Regarding his new film, Inception, Leonardo DiCaprio was quoted by the London Daily Star as saying:
This is my first science fiction film. I have a hard time with science fiction. I have a little aversion to it, because it’s hard to emotionally invest in worlds that are too detached from what we know.
I can only assume that DiCaprio was referring to science fiction films, and not written science fiction. I, too, find difficulty emotionally investing in much of the science fiction films that are out there, but I simply can’t see how this is possible for written science fiction. It begs the question: what, if any, science fiction has DiCaprio read that he has found it difficult to invest in?
Well-written science fiction is all about getting the reading to emotionally invest in what is happening in the story; suspension of disbelief requires this. This can be a difficult challenge for writers (and why so many writers say that the most difficult kind of writing they do is science fiction). The fact that they can do it successfully again and again is a testament to the skills of the writer. It doesn’t matter that the worlds we sometimes visit are detached from what we know–we still fall in love with those world, come to feel a familiar bond with them (think Dune or Foundation, for instance). And yet the implication that all science fiction is about worlds too detached from what we know belies an ignorance of the genre.

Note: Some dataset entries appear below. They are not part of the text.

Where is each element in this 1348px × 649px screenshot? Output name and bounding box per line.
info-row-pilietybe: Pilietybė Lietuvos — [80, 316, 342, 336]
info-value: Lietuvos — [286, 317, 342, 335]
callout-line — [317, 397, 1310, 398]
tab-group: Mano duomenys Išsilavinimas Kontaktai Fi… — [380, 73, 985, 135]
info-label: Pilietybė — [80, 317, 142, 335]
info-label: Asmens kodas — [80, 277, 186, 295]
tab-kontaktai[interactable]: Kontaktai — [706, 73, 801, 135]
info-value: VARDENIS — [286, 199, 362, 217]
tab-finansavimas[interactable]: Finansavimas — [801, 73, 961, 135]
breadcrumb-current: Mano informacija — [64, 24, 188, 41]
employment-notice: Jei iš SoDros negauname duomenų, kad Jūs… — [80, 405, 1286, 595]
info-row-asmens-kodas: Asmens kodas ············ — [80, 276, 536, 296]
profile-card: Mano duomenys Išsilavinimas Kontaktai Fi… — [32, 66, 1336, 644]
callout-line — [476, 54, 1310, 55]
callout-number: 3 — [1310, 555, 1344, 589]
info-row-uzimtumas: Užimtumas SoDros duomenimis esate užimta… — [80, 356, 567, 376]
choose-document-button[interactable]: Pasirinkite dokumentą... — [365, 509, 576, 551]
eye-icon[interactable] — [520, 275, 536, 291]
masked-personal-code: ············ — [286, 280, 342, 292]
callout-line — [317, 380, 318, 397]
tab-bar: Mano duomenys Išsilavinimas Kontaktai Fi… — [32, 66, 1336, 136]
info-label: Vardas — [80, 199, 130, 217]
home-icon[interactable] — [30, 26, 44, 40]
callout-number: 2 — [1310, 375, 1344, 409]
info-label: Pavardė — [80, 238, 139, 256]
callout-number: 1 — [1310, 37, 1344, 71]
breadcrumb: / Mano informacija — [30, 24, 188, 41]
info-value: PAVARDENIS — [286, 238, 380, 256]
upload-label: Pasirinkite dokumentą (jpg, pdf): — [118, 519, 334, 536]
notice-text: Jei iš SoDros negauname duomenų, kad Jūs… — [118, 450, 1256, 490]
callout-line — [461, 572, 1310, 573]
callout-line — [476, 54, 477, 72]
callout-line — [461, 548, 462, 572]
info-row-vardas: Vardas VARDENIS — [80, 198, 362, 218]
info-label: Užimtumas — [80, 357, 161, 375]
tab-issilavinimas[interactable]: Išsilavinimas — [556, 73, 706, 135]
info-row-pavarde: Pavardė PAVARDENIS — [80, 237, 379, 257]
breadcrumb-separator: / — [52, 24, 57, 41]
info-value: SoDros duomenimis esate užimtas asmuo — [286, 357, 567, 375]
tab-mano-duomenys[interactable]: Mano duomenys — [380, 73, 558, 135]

Think of Robert Silverberg’s brilliant novel Dying Inside, which takes place in New York City in the 1970s. Think of Joe Haldeman’s The Forever War, the setting of which might be unfamiliar, but the theme of which–the purpose of war–is something that touches us every day. Ray Bradbury writes stories about familiar and unfamiliar worlds, but in each of them we recognize ourselves, our gifts and our follies carried with us. These stories shine a different kind of light on the human condition, allow us to examine ourselves in ways hidden from a classical narrative. Every world we visit in science fiction, not matter how unfamiliar, is a world we know.
Sometimes, clarity gets lost in the storytelling. In the same interview, DiCaprio says of the script:
It’s a very well-written, comprehensive script. It’s completely original. But you really had to have [directory] Chris [Nolan] in person to articulate some of the things swirling around in his head.
If the director of the film had to explain the concepts that underlie the story to its lead actor, what does that say for the rest of us? Sometimes, lack of clarity in writing can make it difficult to emotionally attach to something, be it familiar or unknown.